The Montgomery Ward P300. An example is typed in as 8.3 + 2 ÷ 4 - 6.8 =, with the result given being -4.225. That has been executed left-to-right; the result would be 2 if executed with the usual operator precedence.
The Omron 88. An example is typed in as 98 + 76 - 54 × 32 ÷ 10 =, with the result being given as 384. That has been executed left-to-right; the result would be 1.2 if executed with the usual operator precedence.
And to round it all out here is an issue of Electronic Design with an article (read p41, "Which Arithmetic") that explicitly says that, in 1978, "all scientific calculators" except those of TI and HP used immediate execution. I dunno how many sources for this you need; I'm guessing you'll find some way of deciding that when a magazine says "all scientific calculators except TI and HP" it means something completely different.

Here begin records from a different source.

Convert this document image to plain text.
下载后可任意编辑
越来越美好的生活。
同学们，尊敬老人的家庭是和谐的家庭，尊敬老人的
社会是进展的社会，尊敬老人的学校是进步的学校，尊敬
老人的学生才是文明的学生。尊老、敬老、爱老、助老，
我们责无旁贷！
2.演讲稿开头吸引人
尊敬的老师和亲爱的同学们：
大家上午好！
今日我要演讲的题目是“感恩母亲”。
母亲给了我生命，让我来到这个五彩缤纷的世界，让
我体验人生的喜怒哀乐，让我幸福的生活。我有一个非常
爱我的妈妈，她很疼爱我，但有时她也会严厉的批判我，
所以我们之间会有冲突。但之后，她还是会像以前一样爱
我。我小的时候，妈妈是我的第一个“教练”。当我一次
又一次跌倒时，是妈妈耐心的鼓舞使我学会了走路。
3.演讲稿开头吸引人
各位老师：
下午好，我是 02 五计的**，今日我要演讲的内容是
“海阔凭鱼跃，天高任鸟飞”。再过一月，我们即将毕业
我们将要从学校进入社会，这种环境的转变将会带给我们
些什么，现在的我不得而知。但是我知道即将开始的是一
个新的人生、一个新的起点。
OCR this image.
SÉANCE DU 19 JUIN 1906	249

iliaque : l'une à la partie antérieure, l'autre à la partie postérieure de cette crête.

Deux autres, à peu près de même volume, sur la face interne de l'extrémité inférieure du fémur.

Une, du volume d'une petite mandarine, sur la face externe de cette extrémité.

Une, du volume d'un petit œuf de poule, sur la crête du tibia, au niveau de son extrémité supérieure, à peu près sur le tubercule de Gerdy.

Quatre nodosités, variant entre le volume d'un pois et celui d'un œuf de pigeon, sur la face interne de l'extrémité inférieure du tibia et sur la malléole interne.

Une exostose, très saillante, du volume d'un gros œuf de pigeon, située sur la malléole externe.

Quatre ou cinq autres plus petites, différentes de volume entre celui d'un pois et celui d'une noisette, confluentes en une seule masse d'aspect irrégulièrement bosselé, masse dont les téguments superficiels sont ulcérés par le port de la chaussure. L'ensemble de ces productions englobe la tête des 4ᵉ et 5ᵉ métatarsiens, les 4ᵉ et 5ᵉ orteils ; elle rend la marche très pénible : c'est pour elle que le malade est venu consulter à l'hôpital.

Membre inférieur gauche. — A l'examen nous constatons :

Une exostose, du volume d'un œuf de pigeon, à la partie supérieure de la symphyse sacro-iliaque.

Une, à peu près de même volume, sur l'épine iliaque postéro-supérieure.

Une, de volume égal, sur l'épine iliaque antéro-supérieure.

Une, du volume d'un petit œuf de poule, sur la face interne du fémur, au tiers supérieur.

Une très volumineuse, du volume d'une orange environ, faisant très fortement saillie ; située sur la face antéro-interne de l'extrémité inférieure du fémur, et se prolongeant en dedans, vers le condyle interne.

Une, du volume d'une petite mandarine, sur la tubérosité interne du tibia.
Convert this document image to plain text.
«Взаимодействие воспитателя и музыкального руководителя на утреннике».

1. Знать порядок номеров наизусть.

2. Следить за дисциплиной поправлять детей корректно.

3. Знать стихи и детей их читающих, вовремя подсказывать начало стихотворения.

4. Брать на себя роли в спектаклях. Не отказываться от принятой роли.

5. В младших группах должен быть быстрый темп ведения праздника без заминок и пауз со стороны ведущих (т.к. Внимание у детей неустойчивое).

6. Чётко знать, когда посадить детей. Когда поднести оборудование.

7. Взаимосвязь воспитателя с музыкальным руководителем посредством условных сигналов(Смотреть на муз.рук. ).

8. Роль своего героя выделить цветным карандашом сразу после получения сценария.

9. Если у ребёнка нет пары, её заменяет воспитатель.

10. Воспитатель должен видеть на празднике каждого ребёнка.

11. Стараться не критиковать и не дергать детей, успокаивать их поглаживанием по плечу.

I mean, it's just like I said: the basic, four-function calculators are all like this. Scientific Calculators used to all be like this, until technical developments were made that allowed otherwise. Feel free to browse more manuals on that website if you want, it's quite interesting! If you were to, you'd have a better understanding of how these calculators - which I practised with in primary school, but which you, because you didn't, assert don't exist - actually work.
As an extra favour to you, I found the manual of the scientific calculator I had at home when I was growing up - this is what I used whenever I needed a calculator for homework until we were instructed to get a specific calculator, from some specific school year. That calculator was:
So indeed, it's not just basic calculators. So let's go from here: there were millions and millions of calculators sold on which, if you type 2 + 3 × 5 it would give the answer 25.